O Padrão da Comunidade sobre Violência e Incitação proíbe "ameaças que possam levar à morte (ou outras formas de violência de alta gravidade)". Nele, também consta que a Meta permite ameaças "direcionadas a determinados indivíduos violentos, como grupos terroristas." A empresa atualizou a política em 6 de dezembro de 2023 para informar que não proíbe ameaças quando compartilhadas para aumentar a conscientização, de acordo com a recomendação do Comitê no Caso do poema russo. A Meta esclareceu ao Comitê que "apelos à violência, ameaças aspiracionais e ameaças condicionais de violência de gravidade alta ou média são permitidas se o alvo for uma entidade designada como DOI (Organização ou Indivíduo Perigoso). As declarações de intenção, no entanto, sempre violam a política."
O Padrão da Comunidade sobre Violência e Incitação também tem duas regras relacionadas a instruções para a fabricação e o uso de armas.
A primeira regra proíbe conteúdo que forneça "instruções sobre como fabricar ou usar armas quando a linguagem manifesta explicitamente o objetivo de ferir pessoas gravemente ou de matá-las" ou "imagens que mostrem ou simulem o resultado final." Esse conteúdo é permitido somente quando compartilhado em um contexto de "autodefesa recreativa, treinamento pelas forças armadas de um país, videogames comerciais ou cobertura jornalística (publicado por uma Página ou com um logotipo de notícias)".

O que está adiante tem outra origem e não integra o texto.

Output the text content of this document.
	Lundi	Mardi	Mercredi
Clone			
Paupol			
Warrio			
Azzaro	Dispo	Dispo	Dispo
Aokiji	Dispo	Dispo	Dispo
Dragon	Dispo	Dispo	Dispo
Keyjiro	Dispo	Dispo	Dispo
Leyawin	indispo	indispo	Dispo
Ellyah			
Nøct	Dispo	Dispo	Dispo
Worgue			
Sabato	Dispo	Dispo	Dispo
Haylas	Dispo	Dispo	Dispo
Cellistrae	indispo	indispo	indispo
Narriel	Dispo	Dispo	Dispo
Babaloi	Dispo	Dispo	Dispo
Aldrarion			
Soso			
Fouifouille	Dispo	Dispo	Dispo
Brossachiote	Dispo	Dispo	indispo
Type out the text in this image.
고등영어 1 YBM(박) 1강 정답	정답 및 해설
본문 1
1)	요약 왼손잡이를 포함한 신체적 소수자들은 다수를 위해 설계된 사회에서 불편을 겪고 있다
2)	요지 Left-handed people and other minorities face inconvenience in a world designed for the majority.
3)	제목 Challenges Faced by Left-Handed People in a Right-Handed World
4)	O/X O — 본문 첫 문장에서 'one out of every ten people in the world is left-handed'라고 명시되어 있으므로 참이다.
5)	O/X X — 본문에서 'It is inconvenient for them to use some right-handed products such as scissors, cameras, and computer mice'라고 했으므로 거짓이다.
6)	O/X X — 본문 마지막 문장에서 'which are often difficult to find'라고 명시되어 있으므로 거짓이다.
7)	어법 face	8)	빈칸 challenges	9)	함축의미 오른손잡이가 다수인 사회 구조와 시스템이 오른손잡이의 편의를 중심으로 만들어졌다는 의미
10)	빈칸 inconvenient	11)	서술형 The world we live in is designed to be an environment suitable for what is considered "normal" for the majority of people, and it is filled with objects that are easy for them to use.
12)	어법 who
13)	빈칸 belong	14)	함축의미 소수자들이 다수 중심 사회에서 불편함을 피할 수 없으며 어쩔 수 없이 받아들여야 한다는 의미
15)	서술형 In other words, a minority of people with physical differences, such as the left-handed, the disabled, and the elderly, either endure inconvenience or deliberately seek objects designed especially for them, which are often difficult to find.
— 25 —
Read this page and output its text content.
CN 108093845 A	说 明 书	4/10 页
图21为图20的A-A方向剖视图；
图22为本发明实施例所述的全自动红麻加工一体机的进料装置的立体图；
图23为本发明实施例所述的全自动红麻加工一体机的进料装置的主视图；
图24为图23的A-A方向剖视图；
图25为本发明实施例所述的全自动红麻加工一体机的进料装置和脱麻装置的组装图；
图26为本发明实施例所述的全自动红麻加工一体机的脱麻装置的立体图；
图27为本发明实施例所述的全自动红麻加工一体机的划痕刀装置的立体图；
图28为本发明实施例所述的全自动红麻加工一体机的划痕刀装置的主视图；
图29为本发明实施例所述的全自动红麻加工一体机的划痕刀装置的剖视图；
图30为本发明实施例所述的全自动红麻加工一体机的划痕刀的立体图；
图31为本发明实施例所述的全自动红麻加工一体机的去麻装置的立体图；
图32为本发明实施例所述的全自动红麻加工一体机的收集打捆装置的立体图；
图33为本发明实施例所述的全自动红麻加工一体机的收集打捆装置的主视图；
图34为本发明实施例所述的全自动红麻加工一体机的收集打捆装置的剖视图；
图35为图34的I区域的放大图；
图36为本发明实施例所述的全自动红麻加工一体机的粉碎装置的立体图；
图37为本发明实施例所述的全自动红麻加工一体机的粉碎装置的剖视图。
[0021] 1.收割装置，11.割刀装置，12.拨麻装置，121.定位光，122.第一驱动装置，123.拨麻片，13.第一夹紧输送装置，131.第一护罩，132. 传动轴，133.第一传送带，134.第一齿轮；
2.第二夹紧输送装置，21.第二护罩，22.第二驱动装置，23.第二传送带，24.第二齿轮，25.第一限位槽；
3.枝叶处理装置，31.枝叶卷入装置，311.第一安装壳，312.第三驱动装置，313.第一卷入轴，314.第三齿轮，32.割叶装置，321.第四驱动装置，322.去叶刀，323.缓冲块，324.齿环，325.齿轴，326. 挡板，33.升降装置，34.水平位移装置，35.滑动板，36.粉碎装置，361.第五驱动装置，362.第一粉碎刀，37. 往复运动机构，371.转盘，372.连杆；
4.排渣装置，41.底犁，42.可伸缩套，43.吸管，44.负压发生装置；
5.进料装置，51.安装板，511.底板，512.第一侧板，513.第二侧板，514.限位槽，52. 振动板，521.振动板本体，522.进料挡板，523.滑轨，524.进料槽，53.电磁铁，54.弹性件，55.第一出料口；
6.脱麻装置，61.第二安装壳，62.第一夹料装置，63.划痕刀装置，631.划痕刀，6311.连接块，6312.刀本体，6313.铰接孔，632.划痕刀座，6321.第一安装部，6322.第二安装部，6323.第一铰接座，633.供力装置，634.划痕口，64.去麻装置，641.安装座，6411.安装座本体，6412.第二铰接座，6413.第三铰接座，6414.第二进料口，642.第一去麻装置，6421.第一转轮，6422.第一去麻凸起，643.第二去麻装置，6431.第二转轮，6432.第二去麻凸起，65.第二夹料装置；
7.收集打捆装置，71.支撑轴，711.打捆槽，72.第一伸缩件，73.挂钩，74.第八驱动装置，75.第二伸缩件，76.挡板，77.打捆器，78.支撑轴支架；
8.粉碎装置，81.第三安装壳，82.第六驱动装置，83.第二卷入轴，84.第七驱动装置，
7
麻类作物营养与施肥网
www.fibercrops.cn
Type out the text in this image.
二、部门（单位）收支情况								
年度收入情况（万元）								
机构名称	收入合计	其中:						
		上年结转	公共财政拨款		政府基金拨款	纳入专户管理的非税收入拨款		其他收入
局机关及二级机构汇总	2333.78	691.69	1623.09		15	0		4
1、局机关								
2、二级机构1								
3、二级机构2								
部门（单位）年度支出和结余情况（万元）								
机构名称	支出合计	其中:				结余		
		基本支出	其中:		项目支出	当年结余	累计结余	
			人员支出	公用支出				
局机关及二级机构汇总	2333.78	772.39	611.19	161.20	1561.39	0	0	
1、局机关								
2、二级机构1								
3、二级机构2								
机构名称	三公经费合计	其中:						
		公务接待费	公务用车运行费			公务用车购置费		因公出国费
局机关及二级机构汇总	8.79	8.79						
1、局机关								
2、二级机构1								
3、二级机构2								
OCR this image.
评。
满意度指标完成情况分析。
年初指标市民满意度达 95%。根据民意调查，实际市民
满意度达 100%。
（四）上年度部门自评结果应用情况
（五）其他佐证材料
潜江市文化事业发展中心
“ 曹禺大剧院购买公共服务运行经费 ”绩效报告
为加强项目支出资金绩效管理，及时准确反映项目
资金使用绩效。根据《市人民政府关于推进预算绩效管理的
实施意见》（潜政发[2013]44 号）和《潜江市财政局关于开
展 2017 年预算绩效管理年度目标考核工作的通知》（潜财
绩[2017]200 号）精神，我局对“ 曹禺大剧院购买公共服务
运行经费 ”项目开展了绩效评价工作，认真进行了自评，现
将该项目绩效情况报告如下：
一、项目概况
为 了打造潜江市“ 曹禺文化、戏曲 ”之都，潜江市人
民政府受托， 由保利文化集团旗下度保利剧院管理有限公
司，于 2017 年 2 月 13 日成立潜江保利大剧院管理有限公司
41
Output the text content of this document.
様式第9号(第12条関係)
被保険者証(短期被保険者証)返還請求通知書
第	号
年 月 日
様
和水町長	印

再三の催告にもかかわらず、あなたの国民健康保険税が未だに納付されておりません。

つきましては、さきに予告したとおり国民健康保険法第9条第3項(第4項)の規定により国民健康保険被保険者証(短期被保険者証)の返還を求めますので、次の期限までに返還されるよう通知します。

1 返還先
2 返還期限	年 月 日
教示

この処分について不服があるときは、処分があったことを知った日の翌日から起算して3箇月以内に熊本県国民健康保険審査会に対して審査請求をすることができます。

A segunda regra proíbe conteúdos que forneçam instruções sobre como fabricar ou usar explosivos, “exceto quando o contexto deixe claro que o conteúdo se destina a uma finalidade não violenta.” Entre os exemplos de uma finalidade não violenta, podemos citar "videogames comerciais, finalidades claramente científicas/educacionais, fogos de artifício ou algo específico para pesca".
A análise do Comitê foi fundamentada pelo compromisso da Meta com o valor Voz, que a empresa descreve como “fundamental”, incluindo o valor Segurança.
III. Responsabilidades da Meta com os direitos humanos
16. Os Princípios Orientadores da ONU sobre Empresas e Direitos Humanos (UNGPs, na sigla em inglês), endossados pelo Conselho de Direitos Humanos da ONU em 2011, estabelecem uma estrutura voluntária de responsabilidades das empresas privadas em relação aos direitos humanos. Em 2021, a Meta anunciou sua Política Corporativa de Direitos Humanos, em que reafirmou seu compromisso em respeitar os direitos humanos de acordo com os UNGPs. Segundo os UNGPs, as responsabilidades com os direitos humanos das empresas que operam em um ambiente de conflito são maiores (“Empresas, direitos humanos e regiões afetadas por conflitos: em direção a uma maior ação” A/75/212).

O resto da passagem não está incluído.